The Board of Supervisors Government Audit and Oversight Committee held a public hearing to respond to the San Francisco Civil Grand Jury report, “The Mayor’s Office of Housing: Under Pressure and Challenged to Preserve Diversity,” which called on that office to be more transparent and aggressive in addressing the city’s affordable housing crisis, writing “the need for public transparency and fair access to housing opportunities has never been greater.”
MOHCD Director Olson Lee agreed with almost all of the report’s recommendations, pledging to provide more information to the public and complete an overhaul of the department’s website by the end of the year, making it easier for the public to apply for subsidized housing and more easily track where public resources are being spent.
“We agree with the grand jury report globally,” Lee said at the hearing.
But two of the three supervisors on that committee used the occasion to push this redefinition of “affordable housing” in San Francisco, with Chair London Breed pressing Lee and MOHCD on what it’s doing to serve those higher income brackets who want the city’s help with housing.
“Even people at 150 percent AMI can’t afford to buy a median-priced home today,” Lee acknowledged, pledged his office’s resources to help address the problem.
Sup. Katy Tang also pressed the point, telling Lee that “to stretch it to 150 AMI is really important,” clearly defining what she meant when she said, “San Francisco needs to continue building and really accommodate family housing.”
While it may be true that with median home prices in San Francisco now reaching $1 million, an individual making $101,950 per year or family of four making $145,650 — that is, 150 percent of AMI — would be hard pressed to buy real estate in this booming housing market.
But it’s not like this relatively small group of people (refresher: “median” is the middle point, meaning half the citizens make 100 percent of AMI or below) is being forced out of the city, like those truly low-to-middle income people traditionally served by affordable housing.
Peter Cohen and Fernando Marti, co-directors of the Council of Community Housing Organization, tell us they’re concerned about this upward creeping definition of affordable housing, even though they strongly support Prop. K, which calls for 33 percent of housing to be affordable to 120 percent of AMI, but also for half of all housing to be affordable to those at 150 percent AMI and below.

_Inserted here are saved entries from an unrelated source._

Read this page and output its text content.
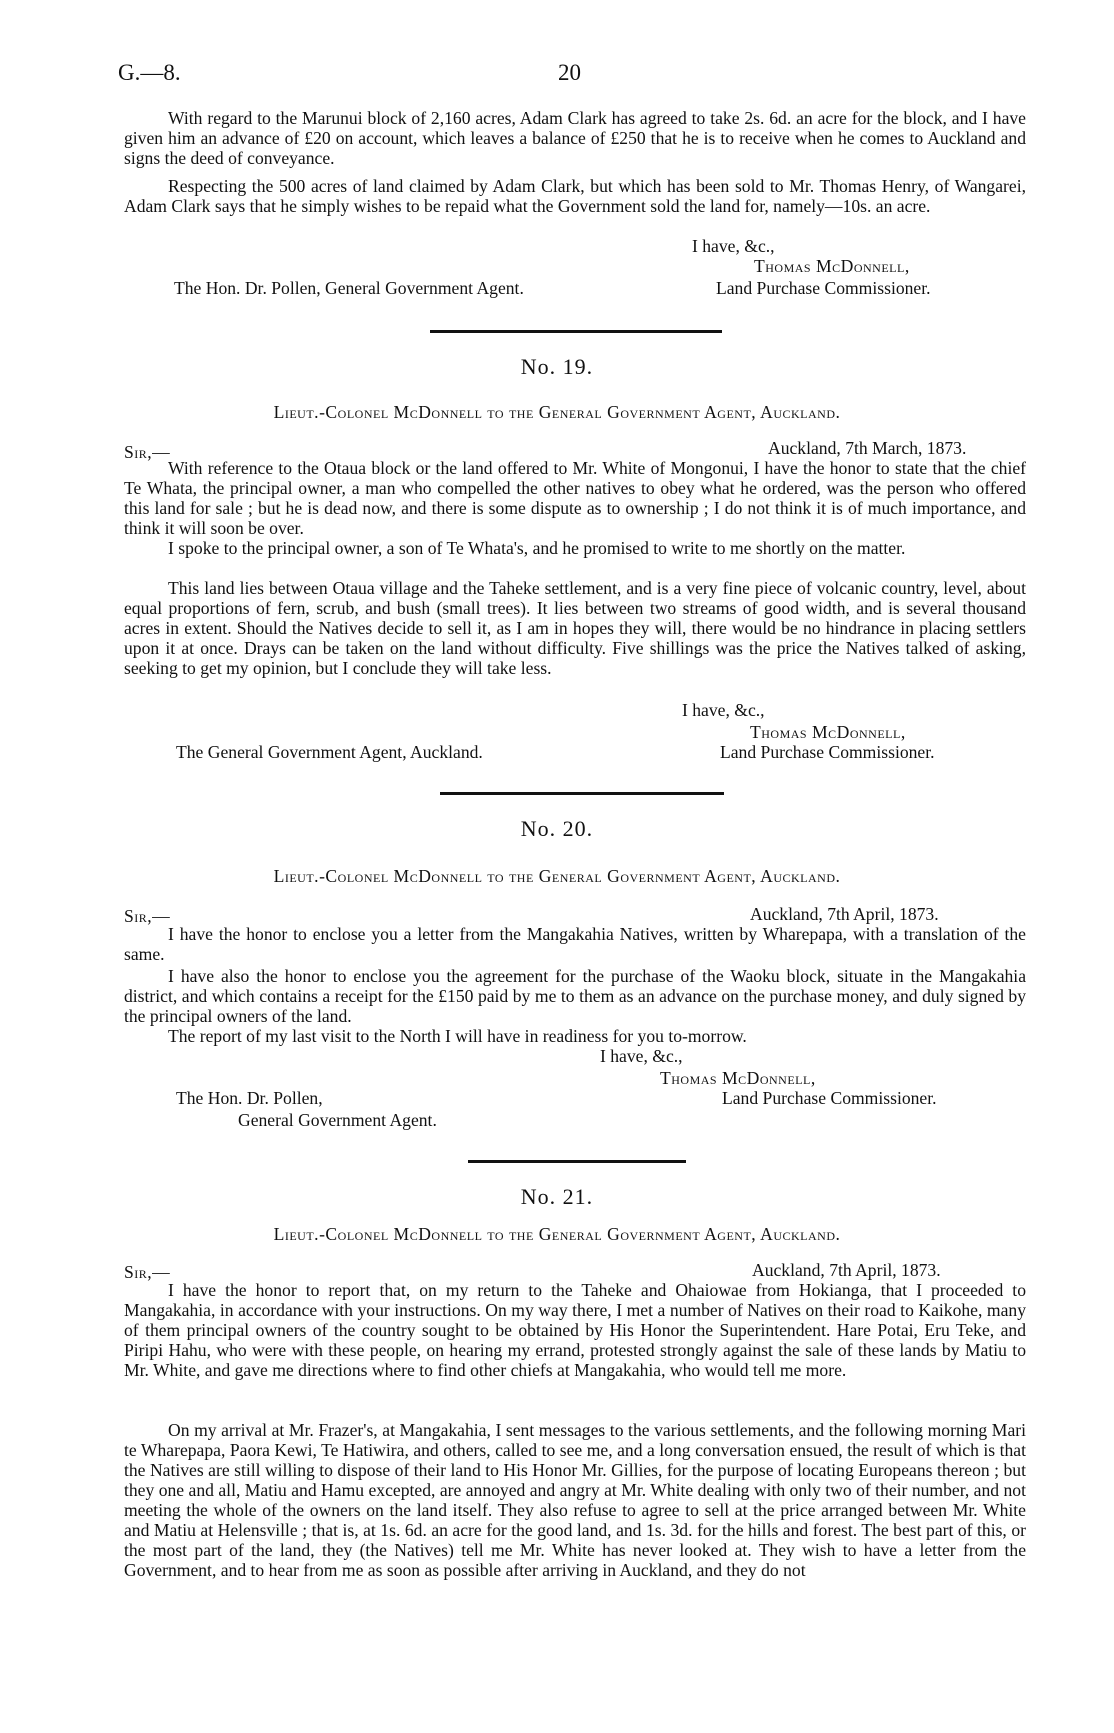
G.—8.	20

With regard to the Marunui block of 2,160 acres, Adam Clark has agreed to take 2s. 6d. an acre for the block, and I have given him an advance of £20 on account, which leaves a balance of £250 that he is to receive when he comes to Auckland and signs the deed of conveyance.

Respecting the 500 acres of land claimed by Adam Clark, but which has been sold to Mr. Thomas Henry, of Wangarei, Adam Clark says that he simply wishes to be repaid what the Government sold the land for, namely—10s. an acre.

I have, &c.,
Thomas McDonnell,
The Hon. Dr. Pollen, General Government Agent.	Land Purchase Commissioner.
No. 19.
Lieut.-Colonel McDonnell to the General Government Agent, Auckland.
Sir,—	Auckland, 7th March, 1873.

With reference to the Otaua block or the land offered to Mr. White of Mongonui, I have the honor to state that the chief Te Whata, the principal owner, a man who compelled the other natives to obey what he ordered, was the person who offered this land for sale ; but he is dead now, and there is some dispute as to ownership ; I do not think it is of much importance, and think it will soon be over.

I spoke to the principal owner, a son of Te Whata's, and he promised to write to me shortly on the matter.

This land lies between Otaua village and the Taheke settlement, and is a very fine piece of volcanic country, level, about equal proportions of fern, scrub, and bush (small trees). It lies between two streams of good width, and is several thousand acres in extent. Should the Natives decide to sell it, as I am in hopes they will, there would be no hindrance in placing settlers upon it at once. Drays can be taken on the land without difficulty. Five shillings was the price the Natives talked of asking, seeking to get my opinion, but I conclude they will take less.

I have, &c.,
Thomas McDonnell,
The General Government Agent, Auckland.	Land Purchase Commissioner.
No. 20.
Lieut.-Colonel McDonnell to the General Government Agent, Auckland.
Sir,—	Auckland, 7th April, 1873.

I have the honor to enclose you a letter from the Mangakahia Natives, written by Wharepapa, with a translation of the same.

I have also the honor to enclose you the agreement for the purchase of the Waoku block, situate in the Mangakahia district, and which contains a receipt for the £150 paid by me to them as an advance on the purchase money, and duly signed by the principal owners of the land.

The report of my last visit to the North I will have in readiness for you to-morrow.

I have, &c.,
Thomas McDonnell,
The Hon. Dr. Pollen,	Land Purchase Commissioner.
General Government Agent.
No. 21.
Lieut.-Colonel McDonnell to the General Government Agent, Auckland.
Sir,—	Auckland, 7th April, 1873.

I have the honor to report that, on my return to the Taheke and Ohaiowae from Hokianga, that I proceeded to Mangakahia, in accordance with your instructions. On my way there, I met a number of Natives on their road to Kaikohe, many of them principal owners of the country sought to be obtained by His Honor the Superintendent. Hare Potai, Eru Teke, and Piripi Hahu, who were with these people, on hearing my errand, protested strongly against the sale of these lands by Matiu to Mr. White, and gave me directions where to find other chiefs at Mangakahia, who would tell me more.

On my arrival at Mr. Frazer's, at Mangakahia, I sent messages to the various settlements, and the following morning Mari te Wharepapa, Paora Kewi, Te Hatiwira, and others, called to see me, and a long conversation ensued, the result of which is that the Natives are still willing to dispose of their land to His Honor Mr. Gillies, for the purpose of locating Europeans thereon ; but they one and all, Matiu and Hamu excepted, are annoyed and angry at Mr. White dealing with only two of their number, and not meeting the whole of the owners on the land itself. They also refuse to agree to sell at the price arranged between Mr. White and Matiu at Helensville ; that is, at 1s. 6d. an acre for the good land, and 1s. 3d. for the hills and forest. The best part of this, or the most part of the land, they (the Natives) tell me Mr. White has never looked at. They wish to have a letter from the Government, and to hear from me as soon as possible after arriving in Auckland, and they do not
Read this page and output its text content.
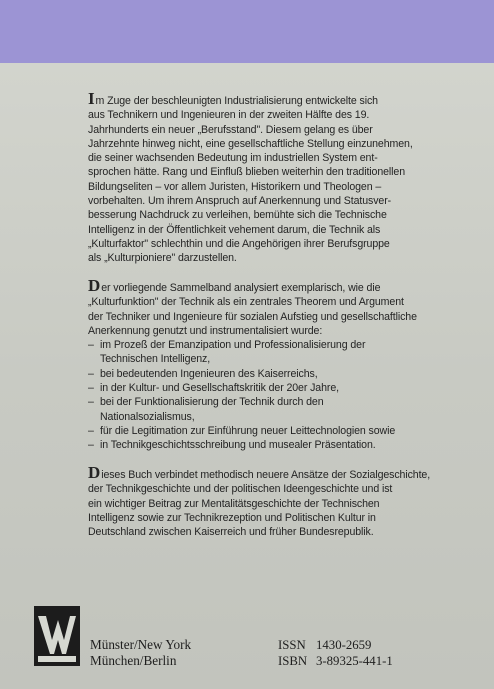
Im Zuge der beschleunigten Industrialisierung entwickelte sich

aus Technikern und Ingenieuren in der zweiten Hälfte des 19.

Jahrhunderts ein neuer „Berufsstand". Diesem gelang es über

Jahrzehnte hinweg nicht, eine gesellschaftliche Stellung einzunehmen,

die seiner wachsenden Bedeutung im industriellen System ent-

sprochen hätte. Rang und Einfluß blieben weiterhin den traditionellen

Bildungseliten – vor allem Juristen, Historikern und Theologen –

vorbehalten. Um ihrem Anspruch auf Anerkennung und Statusver-

besserung Nachdruck zu verleihen, bemühte sich die Technische

Intelligenz in der Öffentlichkeit vehement darum, die Technik als

„Kulturfaktor" schlechthin und die Angehörigen ihrer Berufsgruppe

als „Kulturpioniere" darzustellen.

Der vorliegende Sammelband analysiert exemplarisch, wie die

„Kulturfunktion" der Technik als ein zentrales Theorem und Argument

der Techniker und Ingenieure für sozialen Aufstieg und gesellschaftliche

Anerkennung genutzt und instrumentalisiert wurde:

– im Prozeß der Emanzipation und Professionalisierung der
Technischen Intelligenz,
– bei bedeutenden Ingenieuren des Kaiserreichs,
– in der Kultur- und Gesellschaftskritik der 20er Jahre,
– bei der Funktionalisierung der Technik durch den
Nationalsozialismus,
– für die Legitimation zur Einführung neuer Leittechnologien sowie
– in Technikgeschichtsschreibung und musealer Präsentation.

Dieses Buch verbindet methodisch neuere Ansätze der Sozialgeschichte,

der Technikgeschichte und der politischen Ideengeschichte und ist

ein wichtiger Beitrag zur Mentalitätsgeschichte der Technischen

Intelligenz sowie zur Technikrezeption und Politischen Kultur in

Deutschland zwischen Kaiserreich und früher Bundesrepublik.

Münster/New York
München/Berlin
ISSN 1430-2659
ISBN 3-89325-441-1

They’re fine with the city doing what it can to encourage more housing affordable to those in the 120-150 AMI range, but they’re adamant that money from the Affordable Housing Trust Fund and other public resources don’t subsidize housing for that group.
“It’s going to be a continuing discussion,” Marti told us. “But legally, we can’t talk about city subsidies going into that sector.”
Hopefully, the transparency reforms that MOHCD is pledging will allow the public to make sure that upper-middle-class San Franciscans — the very people whose influx (encouraged by the city’s economic development policies) is driving up the cost of housing for everyone — aren’t also cannibalizing the city’s already inadequate affordable housing resources.